Number of Fisher Scoring iterations: 4
  • 7 different estimates!

  • Joint Likelihood for each one!

  • Really hard to choose a starting value!

  • If we get 8 bats, easy to choose a beta. In a model it is hard to choose a beta!

Many parameters

  • Imagine a simple linear model

  • \[ y_i \sim \beta_0 + \beta_1x_{1i} + \beta_2x_{2i} + \beta_3x_{3i} + \epsilon_i \]

  • Posterior: \(P (\beta_0, \beta_1, \beta_2, \sigma | data)\)

  • We cannot make a grid! We cannot visualize!

How do models solve this?

In frequentist: Equations that minimize residuals. It uses calculus and algebra

  • You get the same solution each time. If all of you run the same model with the same data in R, you will all get the same betas as me!

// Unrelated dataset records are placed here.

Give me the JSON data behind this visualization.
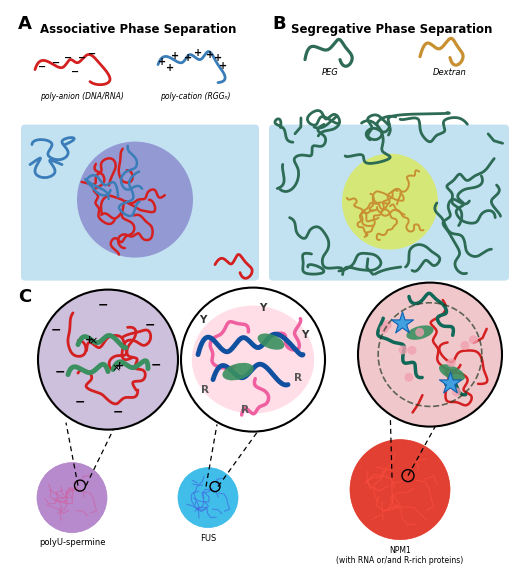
{
  "panel_A_label": "A",
  "panel_B_label": "B",
  "panel_C_label": "C",
  "panel_A_title": "Associative Phase Separation",
  "panel_B_title": "Segregative Phase Separation",
  "red_color": "#d42020",
  "blue_color": "#3a7db8",
  "dark_teal": "#2d6b55",
  "gold": "#c89030",
  "light_blue_bg": "#b8ddf0",
  "purple_circle": "#7878b8",
  "light_purple_bg": "#ccc0dc",
  "pink_bg": "#f0c8cc",
  "green_shape": "#3a9060",
  "pink_line": "#f060a0",
  "label_poly_anion": "poly-anion (DNA/RNA)",
  "label_poly_cation": "poly-cation (RGGₙ)",
  "label_PEG": "PEG",
  "label_Dextran": "Dextran",
  "label_polyU": "polyU-spermine",
  "label_FUS": "FUS",
  "label_NPM1": "NPM1\n(with RNA or/and R-rich proteins)"
}
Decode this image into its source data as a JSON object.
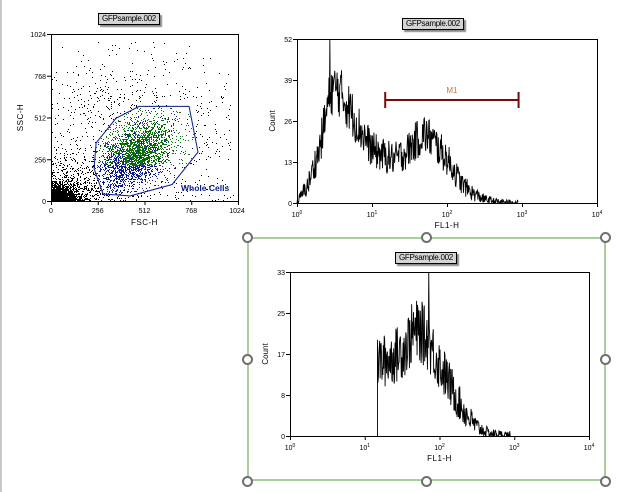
{
  "colors": {
    "axis": "#000000",
    "dots_outside": "#000000",
    "dots_gated_dense": "#0a6e0a",
    "dots_gated_low": "#0a1a8c",
    "gate": "#0a1a8c",
    "marker": "#7a0a0a",
    "marker_label": "#c07a3a",
    "selection": "#a9cf9a",
    "handle": "#6f6f6f"
  },
  "chart_data": [
    {
      "type": "scatter",
      "title": "GFPsample.002",
      "xlabel": "FSC-H",
      "ylabel": "SSC-H",
      "xlim": [
        0,
        1024
      ],
      "ylim": [
        0,
        1024
      ],
      "xticks": [
        "0",
        "256",
        "512",
        "768",
        "1024"
      ],
      "yticks": [
        "0",
        "256",
        "512",
        "768",
        "1024"
      ],
      "gate": {
        "name": "Whole Cells",
        "vertices": [
          [
            247,
            356
          ],
          [
            356,
            507
          ],
          [
            482,
            580
          ],
          [
            756,
            580
          ],
          [
            805,
            300
          ],
          [
            663,
            101
          ],
          [
            433,
            31
          ],
          [
            285,
            43
          ],
          [
            236,
            199
          ]
        ]
      },
      "population": {
        "gated_center": [
          460,
          290
        ],
        "gated_spread": [
          95,
          95
        ],
        "debris_center": [
          40,
          30
        ],
        "background_spread": "sparse scattered events across whole plot"
      }
    },
    {
      "type": "area",
      "title": "GFPsample.002",
      "xlabel": "FL1-H",
      "ylabel": "Count",
      "xscale": "log",
      "xlim": [
        1,
        10000
      ],
      "ylim": [
        0,
        52
      ],
      "xticks": [
        "10^0",
        "10^1",
        "10^2",
        "10^3",
        "10^4"
      ],
      "yticks": [
        "0",
        "13",
        "26",
        "39",
        "52"
      ],
      "envelope": {
        "log10_x": [
          0.0,
          0.15,
          0.3,
          0.45,
          0.55,
          0.7,
          0.85,
          1.0,
          1.15,
          1.3,
          1.45,
          1.6,
          1.7,
          1.8,
          1.9,
          2.0,
          2.1,
          2.2,
          2.35,
          2.5,
          2.65,
          2.8,
          2.95
        ],
        "count": [
          0,
          6,
          17,
          36,
          36,
          30,
          23,
          17,
          15,
          14,
          16,
          20,
          22,
          20,
          17,
          14,
          10,
          6,
          3,
          1.2,
          0.5,
          0.2,
          0
        ]
      },
      "peak_max": 52,
      "marker": {
        "name": "M1",
        "x_from": 15,
        "x_to": 900
      }
    },
    {
      "type": "area",
      "title": "GFPsample.002",
      "xlabel": "FL1-H",
      "ylabel": "Count",
      "xscale": "log",
      "xlim": [
        1,
        10000
      ],
      "ylim": [
        0,
        33
      ],
      "xticks": [
        "10^0",
        "10^1",
        "10^2",
        "10^3",
        "10^4"
      ],
      "yticks": [
        "0",
        "8",
        "17",
        "25",
        "33"
      ],
      "envelope": {
        "log10_x": [
          1.17,
          1.25,
          1.4,
          1.55,
          1.65,
          1.75,
          1.85,
          1.95,
          2.05,
          2.15,
          2.25,
          2.35,
          2.5,
          2.65,
          2.8,
          2.95
        ],
        "count": [
          15,
          15,
          16,
          18,
          21,
          21,
          19,
          16,
          13,
          10,
          7,
          4.5,
          1.8,
          0.6,
          0.2,
          0
        ]
      },
      "peak_max": 33
    }
  ],
  "labels": {
    "dot_title": "GFPsample.002",
    "hist1_title": "GFPsample.002",
    "hist2_title": "GFPsample.002",
    "gate_label": "Whole Cells",
    "marker_label": "M1",
    "fsc": "FSC-H",
    "ssc": "SSC-H",
    "fl1_a": "FL1-H",
    "fl1_b": "FL1-H",
    "count_a": "Count",
    "count_b": "Count"
  }
}
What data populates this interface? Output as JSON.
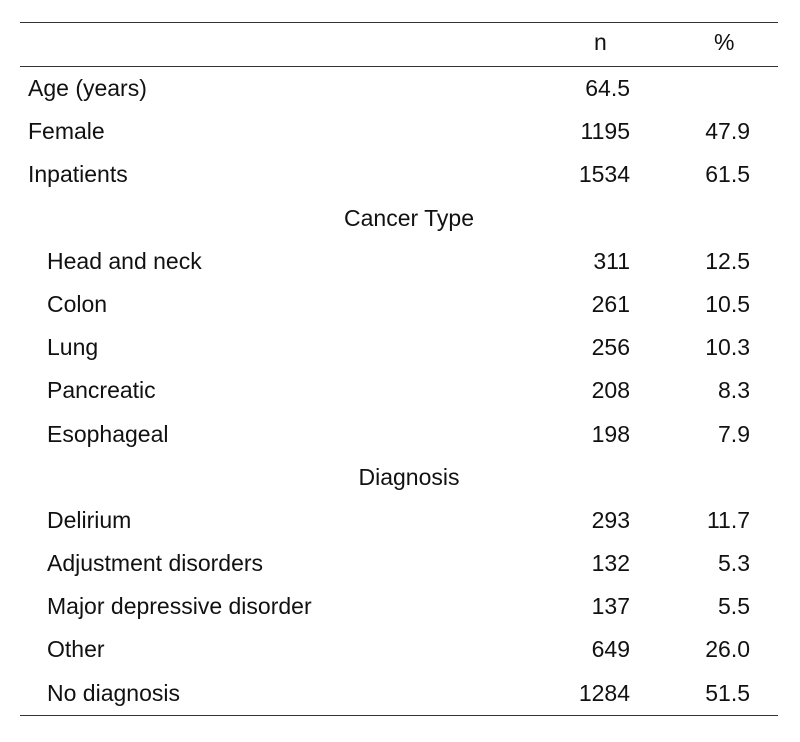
{
  "header": {
    "n": "n",
    "pct": "%"
  },
  "rows": [
    {
      "type": "row",
      "label": "Age (years)",
      "n": "64.5",
      "pct": ""
    },
    {
      "type": "row",
      "label": "Female",
      "n": "1195",
      "pct": "47.9"
    },
    {
      "type": "row",
      "label": "Inpatients",
      "n": "1534",
      "pct": "61.5"
    },
    {
      "type": "section",
      "label": "Cancer Type"
    },
    {
      "type": "row",
      "indent": true,
      "label": "Head and neck",
      "n": "311",
      "pct": "12.5"
    },
    {
      "type": "row",
      "indent": true,
      "label": "Colon",
      "n": "261",
      "pct": "10.5"
    },
    {
      "type": "row",
      "indent": true,
      "label": "Lung",
      "n": "256",
      "pct": "10.3"
    },
    {
      "type": "row",
      "indent": true,
      "label": "Pancreatic",
      "n": "208",
      "pct": "8.3"
    },
    {
      "type": "row",
      "indent": true,
      "label": "Esophageal",
      "n": "198",
      "pct": "7.9"
    },
    {
      "type": "section",
      "label": "Diagnosis"
    },
    {
      "type": "row",
      "indent": true,
      "label": "Delirium",
      "n": "293",
      "pct": "11.7"
    },
    {
      "type": "row",
      "indent": true,
      "label": "Adjustment disorders",
      "n": "132",
      "pct": "5.3"
    },
    {
      "type": "row",
      "indent": true,
      "label": "Major depressive disorder",
      "n": "137",
      "pct": "5.5"
    },
    {
      "type": "row",
      "indent": true,
      "label": "Other",
      "n": "649",
      "pct": "26.0"
    },
    {
      "type": "row",
      "indent": true,
      "label": "No diagnosis",
      "n": "1284",
      "pct": "51.5"
    }
  ]
}
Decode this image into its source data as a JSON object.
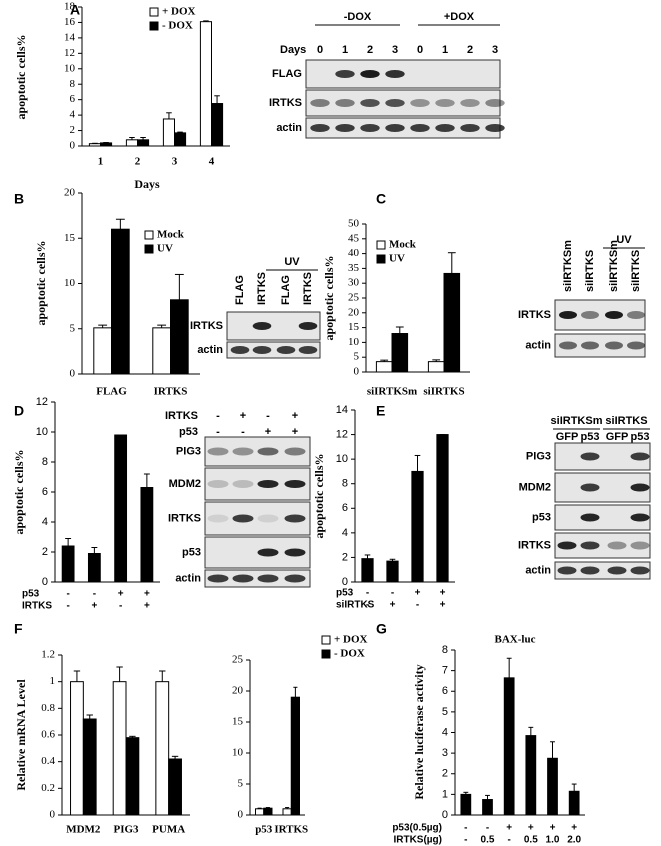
{
  "chart_data": [
    {
      "type": "bar",
      "panel": "A",
      "xlabel": "Days",
      "ylabel": "apoptotic cells%",
      "categories": [
        "1",
        "2",
        "3",
        "4"
      ],
      "series": [
        {
          "name": "+ DOX",
          "color": "#ffffff",
          "values": [
            0.3,
            0.8,
            3.5,
            16.1
          ],
          "errors": [
            0.05,
            0.3,
            0.8,
            0.1
          ]
        },
        {
          "name": "- DOX",
          "color": "#000000",
          "values": [
            0.4,
            0.8,
            1.7,
            5.5
          ],
          "errors": [
            0.05,
            0.3,
            0.1,
            1.0
          ]
        }
      ],
      "ylim": [
        0,
        18
      ],
      "yticks": [
        0,
        2,
        4,
        6,
        8,
        10,
        12,
        14,
        16,
        18
      ]
    },
    {
      "type": "bar",
      "panel": "B",
      "ylabel": "apoptotic cells%",
      "categories": [
        "FLAG",
        "IRTKS"
      ],
      "series": [
        {
          "name": "Mock",
          "color": "#ffffff",
          "values": [
            5.1,
            5.1
          ],
          "errors": [
            0.3,
            0.3
          ]
        },
        {
          "name": "UV",
          "color": "#000000",
          "values": [
            16,
            8.2
          ],
          "errors": [
            1.1,
            2.8
          ]
        }
      ],
      "ylim": [
        0,
        20
      ],
      "yticks": [
        0,
        5,
        10,
        15,
        20
      ]
    },
    {
      "type": "bar",
      "panel": "C",
      "ylabel": "apoptotic cells%",
      "categories": [
        "siIRTKSm",
        "siIRTKS"
      ],
      "series": [
        {
          "name": "Mock",
          "color": "#ffffff",
          "values": [
            3.5,
            3.5
          ],
          "errors": [
            0.5,
            0.6
          ]
        },
        {
          "name": "UV",
          "color": "#000000",
          "values": [
            13,
            33.3
          ],
          "errors": [
            2.2,
            7
          ]
        }
      ],
      "ylim": [
        0,
        50
      ],
      "yticks": [
        0,
        5,
        10,
        15,
        20,
        25,
        30,
        35,
        40,
        45,
        50
      ]
    },
    {
      "type": "bar",
      "panel": "D",
      "ylabel": "apoptotic cells%",
      "categories": [
        null,
        null,
        null,
        null
      ],
      "color": "#000000",
      "values": [
        2.4,
        1.9,
        9.8,
        6.3
      ],
      "errors": [
        0.5,
        0.4,
        0,
        0.9
      ],
      "conditions": [
        {
          "label": "p53",
          "marks": [
            "-",
            "-",
            "+",
            "+"
          ]
        },
        {
          "label": "IRTKS",
          "marks": [
            "-",
            "+",
            "-",
            "+"
          ]
        }
      ],
      "ylim": [
        0,
        12
      ],
      "yticks": [
        0,
        2,
        4,
        6,
        8,
        10,
        12
      ]
    },
    {
      "type": "bar",
      "panel": "E",
      "ylabel": "apoptotic cells%",
      "categories": [
        null,
        null,
        null,
        null
      ],
      "color": "#000000",
      "values": [
        1.9,
        1.7,
        9,
        12
      ],
      "errors": [
        0.3,
        0.15,
        1.3,
        0
      ],
      "conditions": [
        {
          "label": "p53",
          "marks": [
            "-",
            "-",
            "+",
            "+"
          ]
        },
        {
          "label": "siIRTKS",
          "marks": [
            "-",
            "+",
            "-",
            "+"
          ]
        }
      ],
      "ylim": [
        0,
        14
      ],
      "yticks": [
        0,
        2,
        4,
        6,
        8,
        10,
        12,
        14
      ]
    },
    {
      "type": "bar",
      "panel": "F",
      "ylabel": "Relative mRNA Level",
      "categories": [
        "MDM2",
        "PIG3",
        "PUMA"
      ],
      "series": [
        {
          "color": "#ffffff",
          "values": [
            1,
            1,
            1
          ],
          "errors": [
            0.08,
            0.11,
            0.08
          ]
        },
        {
          "color": "#000000",
          "values": [
            0.72,
            0.58,
            0.42
          ],
          "errors": [
            0.03,
            0.01,
            0.02
          ]
        }
      ],
      "ylim": [
        0,
        1.2
      ],
      "yticks": [
        0,
        0.2,
        0.4,
        0.6,
        0.8,
        1,
        1.2
      ]
    },
    {
      "type": "bar",
      "categories": [
        "p53",
        "IRTKS"
      ],
      "series": [
        {
          "name": "+ DOX",
          "color": "#ffffff",
          "values": [
            1,
            1
          ],
          "errors": [
            0.1,
            0.2
          ]
        },
        {
          "name": "- DOX",
          "color": "#000000",
          "values": [
            1.1,
            19
          ],
          "errors": [
            0.1,
            1.6
          ]
        }
      ],
      "ylim": [
        0,
        25
      ],
      "yticks": [
        0,
        5,
        10,
        15,
        20,
        25
      ]
    },
    {
      "type": "bar",
      "panel": "G",
      "title": "BAX-luc",
      "ylabel": "Relative luciferase  activity",
      "categories": [
        null,
        null,
        null,
        null,
        null,
        null
      ],
      "color": "#000000",
      "values": [
        1,
        0.75,
        6.65,
        3.85,
        2.75,
        1.15
      ],
      "errors": [
        0.1,
        0.2,
        0.95,
        0.4,
        0.8,
        0.35
      ],
      "conditions": [
        {
          "label": "p53(0.5µg)",
          "marks": [
            "-",
            "-",
            "+",
            "+",
            "+",
            "+"
          ]
        },
        {
          "label": "IRTKS(µg)",
          "marks": [
            "-",
            "0.5",
            "-",
            "0.5",
            "1.0",
            "2.0"
          ]
        }
      ],
      "ylim": [
        0,
        8
      ],
      "yticks": [
        0,
        1,
        2,
        3,
        4,
        5,
        6,
        7,
        8
      ]
    }
  ],
  "blots": [
    {
      "groups": [
        "-DOX",
        "+DOX"
      ],
      "lane_header": "Days",
      "lanes": [
        "0",
        "1",
        "2",
        "3",
        "0",
        "1",
        "2",
        "3"
      ],
      "rows": [
        "FLAG",
        "IRTKS",
        "actin"
      ]
    },
    {
      "groups": [
        "UV"
      ],
      "lanes": [
        "FLAG",
        "IRTKS",
        "FLAG",
        "IRTKS"
      ],
      "rows": [
        "IRTKS",
        "actin"
      ]
    },
    {
      "groups": [
        "UV"
      ],
      "lanes": [
        "siIRTKSm",
        "siIRTKS",
        "siIRTKSm",
        "siIRTKS"
      ],
      "rows": [
        "IRTKS",
        "actin"
      ]
    },
    {
      "conditions": [
        {
          "label": "IRTKS",
          "marks": [
            "-",
            "+",
            "-",
            "+"
          ]
        },
        {
          "label": "p53",
          "marks": [
            "-",
            "-",
            "+",
            "+"
          ]
        }
      ],
      "rows": [
        "PIG3",
        "MDM2",
        "IRTKS",
        "p53",
        "actin"
      ]
    },
    {
      "groups": [
        "siIRTKSm",
        "siIRTKS"
      ],
      "lanes": [
        "GFP",
        "p53",
        "GFP",
        "p53"
      ],
      "rows": [
        "PIG3",
        "MDM2",
        "p53",
        "IRTKS",
        "actin"
      ]
    }
  ]
}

  • Bayesian Integrates a posterior –> No closed solution!

  • Different solution each time!

  • Why? Bayesian cannot solve this using an equation. So, it samples from it using Markov Chain Monte Carlo (MCMC!) and obtains a probability from it

MCMC?

  • Ever heard of this?

  • Let’s try this! With a game!

In-Pairs Exercise: Acting Out an MCMC Random Walk

Goal

Experience how MCMC explores a likelihood surface step-by-step. NO COMPUTER NEEDED!

DO NOT RUN ANYTHING YET!

Choose one student to do the random walk, one to be the computer or tester

Exercise

Goal

Experience how MCMC explores a likelihood surface step-by-step. NO COMPUTER NEEDED!

Setup

  1. Student A: open and run the following code (DO NOT SHOW TO STUDENT B!):
x <- seq(-50, 150, by = 1)

# Create a landscape with 3 peaks of different widths and heights
likelihood <- 
  0.7 * dnorm(x, mean = 20, sd = 10) +
  1.0 * dnorm(x, mean = 80, sd = 15) +
  0.4 * dnorm(x, mean = 120, sd = 5)

# Normalize so it looks like a probability surface
likelihood <- likelihood / max(likelihood)

plot(x, likelihood, type = "l", lwd = 3, col = "darkgreen",
     xlab = "Parameter value (x)",
     ylab = "Relative likelihood",
     main = "Example Likelihood Landscape")
  1. Student B: secretly pick a starting point (between 0 and 100). Call this x

The Walk

  1. Student B: Write down the starting point (x) and mention it to student A. Student A tell student B an approximate value of the Likelihood. Write it down.

  2. Student B: flips a “coin” in R:

rbinom(1, 1, 0.5)
[1] 0

If 1 –> propose x + 3

If 0 –> propose x – 3

  1. Student A: checks the new height (likelihood) and compares it to the current. If new height > current, move 3 steps in that direction (Student B: write down the new x, student A write Likelihood) If not, move only 1 step. Write down the new x and Likelihood as well.

Repeat ~20 times

Plot in paper (x value vs Likelihood)

MCMC

Start with a random guess.

Propose a new set of parameters.

Accept or reject based on how likely they are given the data.

Repeat thousands of times. The chain “learns” the posterior shape.

Youtube video

Gibbs sampler

Most of our software uses a Gibbs sampler.

  • It tests one parameter at a time.

  • Fixes some parameters and moves one around

  • After a while, it switches to a different parameter, and so on

Next classes (suggestion)

  • Wednesday: Plots

  • Friday: A Bayesian example (only for those interested).

  • Next Week: Multivariate (lecture). Friday lab, no need to turn in, but an exercise I want you to do

  • Monday 24: Session to work on final project (no class)

  • Monday 1st. Session to work on final project (no class). Free coffee + snacks (RSVP)!